Et puis il y a des textes qui se lisent à haute voix… À la lecture de la première phrase, on sent bien qu’il nous manque quelque chose parce que les mots se sont enchaîné si souplement, dans une seule respiration, un seul soupir, qu’il nous vient l’impérieuse nécessité de les prononcer, d’en ressentir le souffle. Certains auteurs écrivent leurs mots sur une partition, composent, de façon innée, des mélodies en sourdine, entre les lignes. Les lecteurs dont l’œil est musical ne pourront s’empêcher d’interpréter ce texte, de faire vibrer ses sonorités, d’en savourer chaque ponctuation. Et puis il y a celles et ceux dont c’est le métier. Ceux dont la voix profonde et vibrante va faire résonner les mots au plus profond de l’âme, ceux qui vous suspendent à leurs lèvres.

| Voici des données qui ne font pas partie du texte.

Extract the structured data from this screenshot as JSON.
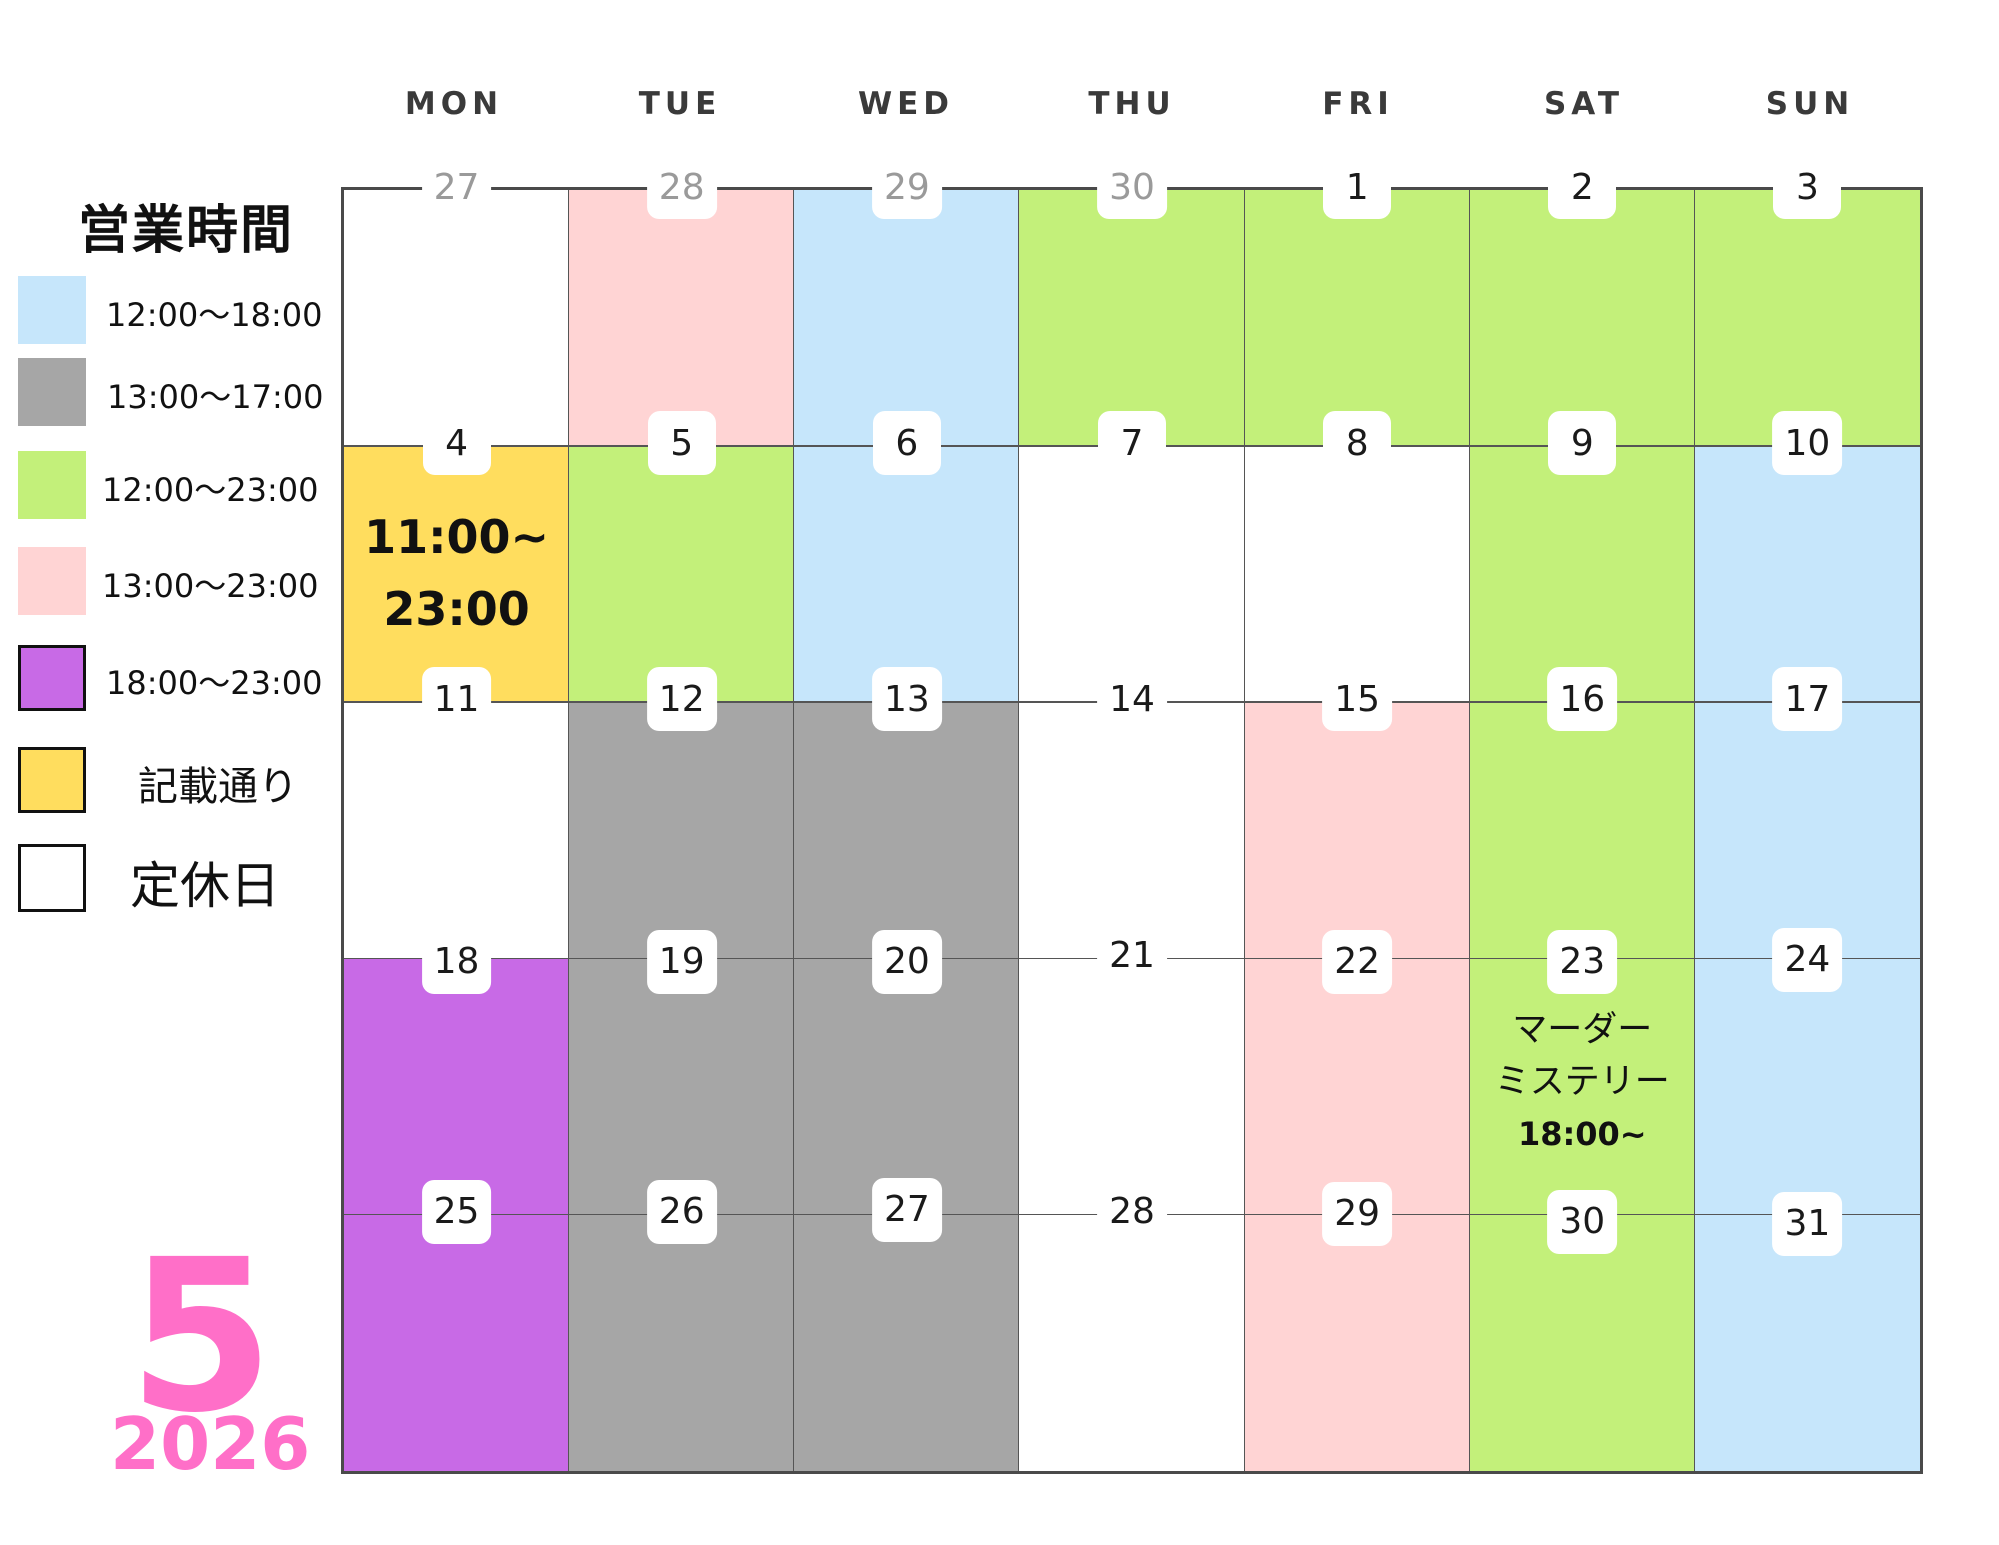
{
  "calendar": {
    "month": "5",
    "year": "2026",
    "weekdays": [
      "MON",
      "TUE",
      "WED",
      "THU",
      "FRI",
      "SAT",
      "SUN"
    ]
  },
  "legend": {
    "title": "営業時間",
    "items": [
      {
        "label": "12:00〜18:00",
        "color": "#c6e6fb",
        "key": "blue"
      },
      {
        "label": "13:00〜17:00",
        "color": "#a6a6a6",
        "key": "gray"
      },
      {
        "label": "12:00〜23:00",
        "color": "#c3f07a",
        "key": "green"
      },
      {
        "label": "13:00〜23:00",
        "color": "#ffd4d4",
        "key": "pink"
      },
      {
        "label": "18:00〜23:00",
        "color": "#c86ae6",
        "key": "purple"
      },
      {
        "label": "記載通り",
        "color": "#ffdd5e",
        "key": "yellow"
      },
      {
        "label": "定休日",
        "color": "#ffffff",
        "key": "white"
      }
    ]
  },
  "weeks": [
    [
      {
        "day": "27",
        "muted": true,
        "fill": "white"
      },
      {
        "day": "28",
        "muted": true,
        "fill": "pink"
      },
      {
        "day": "29",
        "muted": true,
        "fill": "blue"
      },
      {
        "day": "30",
        "muted": true,
        "fill": "green"
      },
      {
        "day": "1",
        "fill": "green"
      },
      {
        "day": "2",
        "fill": "green"
      },
      {
        "day": "3",
        "fill": "green"
      }
    ],
    [
      {
        "day": "4",
        "fill": "yellow"
      },
      {
        "day": "5",
        "fill": "green"
      },
      {
        "day": "6",
        "fill": "blue"
      },
      {
        "day": "7",
        "fill": "white"
      },
      {
        "day": "8",
        "fill": "white"
      },
      {
        "day": "9",
        "fill": "green"
      },
      {
        "day": "10",
        "fill": "blue"
      }
    ],
    [
      {
        "day": "11",
        "fill": "white"
      },
      {
        "day": "12",
        "fill": "gray"
      },
      {
        "day": "13",
        "fill": "gray"
      },
      {
        "day": "14",
        "fill": "white"
      },
      {
        "day": "15",
        "fill": "pink"
      },
      {
        "day": "16",
        "fill": "green"
      },
      {
        "day": "17",
        "fill": "blue"
      }
    ],
    [
      {
        "day": "18",
        "fill": "purple"
      },
      {
        "day": "19",
        "fill": "gray"
      },
      {
        "day": "20",
        "fill": "gray"
      },
      {
        "day": "21",
        "fill": "white"
      },
      {
        "day": "22",
        "fill": "pink"
      },
      {
        "day": "23",
        "fill": "green"
      },
      {
        "day": "24",
        "fill": "blue"
      }
    ],
    [
      {
        "day": "25",
        "fill": "purple"
      },
      {
        "day": "26",
        "fill": "gray"
      },
      {
        "day": "27",
        "fill": "gray"
      },
      {
        "day": "28",
        "fill": "white"
      },
      {
        "day": "29",
        "fill": "pink"
      },
      {
        "day": "30",
        "fill": "green"
      },
      {
        "day": "31",
        "fill": "blue"
      }
    ]
  ],
  "notes": {
    "may4_line1": "11:00~",
    "may4_line2": "23:00",
    "may23_line1": "マーダー",
    "may23_line2": "ミステリー",
    "may23_time": "18:00~"
  }
}
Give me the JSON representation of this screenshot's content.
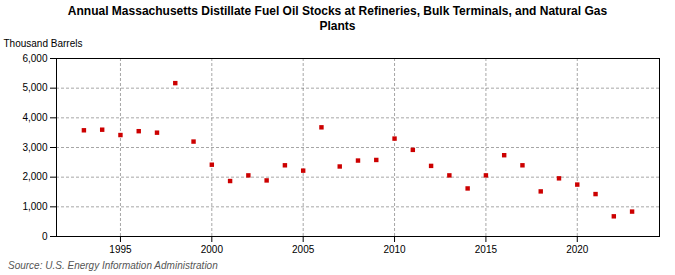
{
  "chart_data": {
    "type": "scatter",
    "title": "Annual Massachusetts Distillate Fuel Oil Stocks at Refineries, Bulk Terminals, and Natural Gas\nPlants",
    "ylabel": "Thousand Barrels",
    "source": "Source: U.S. Energy Information Administration",
    "x": [
      1993,
      1994,
      1995,
      1996,
      1997,
      1998,
      1999,
      2000,
      2001,
      2002,
      2003,
      2004,
      2005,
      2006,
      2007,
      2008,
      2009,
      2010,
      2011,
      2012,
      2013,
      2014,
      2015,
      2016,
      2017,
      2018,
      2019,
      2020,
      2021,
      2022,
      2023
    ],
    "values": [
      3580,
      3600,
      3420,
      3550,
      3500,
      5170,
      3200,
      2420,
      1870,
      2060,
      1890,
      2400,
      2220,
      3680,
      2360,
      2560,
      2580,
      3300,
      2920,
      2380,
      2060,
      1620,
      2060,
      2740,
      2400,
      1520,
      1960,
      1750,
      1430,
      680,
      840
    ],
    "color": "#cc0000",
    "marker": "square",
    "xlim": [
      1991.5,
      2024.5
    ],
    "xticks": [
      1995,
      2000,
      2005,
      2010,
      2015,
      2020
    ],
    "ylim": [
      0,
      6000
    ],
    "yticks": [
      0,
      {
        "value": 1000,
        "label": "1,000"
      },
      {
        "value": 2000,
        "label": "2,000"
      },
      {
        "value": 3000,
        "label": "3,000"
      },
      {
        "value": 4000,
        "label": "4,000"
      },
      {
        "value": 5000,
        "label": "5,000"
      },
      {
        "value": 6000,
        "label": "6,000"
      }
    ],
    "grid": true
  }
}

J’en connais quelqu’une, que vous connaissez aussi, dont la voix me subjugue à chaque fois et m’hypnotise, me rend captive volontaire et m’entraîne à sa suite dans le tourbillon des mots, magnifiant le travail de l’écrivain. Amis auteurs, vous pouvez lui dire merci, nombre de vos écrits m’ont été révélés par cette voix de sirène écorchée aux coraux, pas de celles qui vous saisissent aux chevilles pour vous entraîner dans les noires profondeurs, mais de celles qui vous attrapent par les oreilles pour vous lancer plus haut en vous racontant des histoires.